The bitcoin’s price sideways action came against the backdrop of a cheerful equity market. Global stocks hit their historic highs on the news of a positive mini-deal – with the US benchmark S&P 500 reaching its highest level since 2013. The initial agreement between the US and China appeared modest, for Beijing promised to address two of the major concerns raised by President Donald Trump. First, they increased imports of certain US goods, including energy and agricultural products; and second, they agreed to take a tougher stance on intellectual property rights.

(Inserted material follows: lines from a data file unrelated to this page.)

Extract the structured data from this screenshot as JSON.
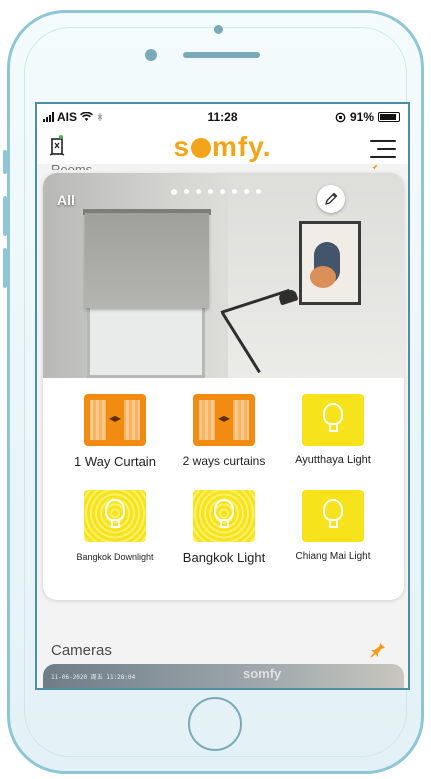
{
  "status_bar": {
    "carrier": "AIS",
    "time": "11:28",
    "battery": "91%",
    "battery_level": 0.91
  },
  "header": {
    "logo_parts": [
      "s",
      "mfy"
    ],
    "logo_dot": "."
  },
  "rooms": {
    "section_label_peek": "Rooms",
    "current_room": "All",
    "page_count": 8,
    "active_page": 1
  },
  "devices": [
    {
      "label": "1 Way Curtain",
      "type": "curtain",
      "icon": "curtain-icon"
    },
    {
      "label": "2 ways curtains",
      "type": "curtain",
      "icon": "curtain-icon"
    },
    {
      "label": "Ayutthaya Light",
      "type": "light",
      "icon": "light-bulb-icon"
    },
    {
      "label": "Bangkok Downlight",
      "type": "light-ringed",
      "icon": "downlight-icon"
    },
    {
      "label": "Bangkok Light",
      "type": "light-ringed",
      "icon": "light-bulb-icon"
    },
    {
      "label": "Chiang Mai Light",
      "type": "light",
      "icon": "light-bulb-icon"
    }
  ],
  "cameras": {
    "title": "Cameras",
    "preview_timestamp": "11-06-2020 周五 11:28:04",
    "preview_logo": "somfy"
  },
  "colors": {
    "brand": "#f2a51a",
    "curtain_tile": "#f28b12",
    "light_tile": "#f7e31b",
    "pin": "#f29a1a"
  }
}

The phase one deal has not minimized prevalent market risks. That means bitcoin could still gain a small piece as capital starts shifting from overbought equities to hedging assets like Gold. The money does not have to come from institutional investors. Speculation within the industry alone could drive money into the bitcoin markets. That includes capital coming from neighboring, overhyped alternative cryptocurrencies (or altcoins). The bitcoin’s 200 percent price rally during the 2019’s second quarter has shown the cryptocurrency’s capability as an asset that can behave as a hedge against the trade war. And it is not ending soon, as long as the US and China fight with each other for the top global positioning in the economy, politics, and technology.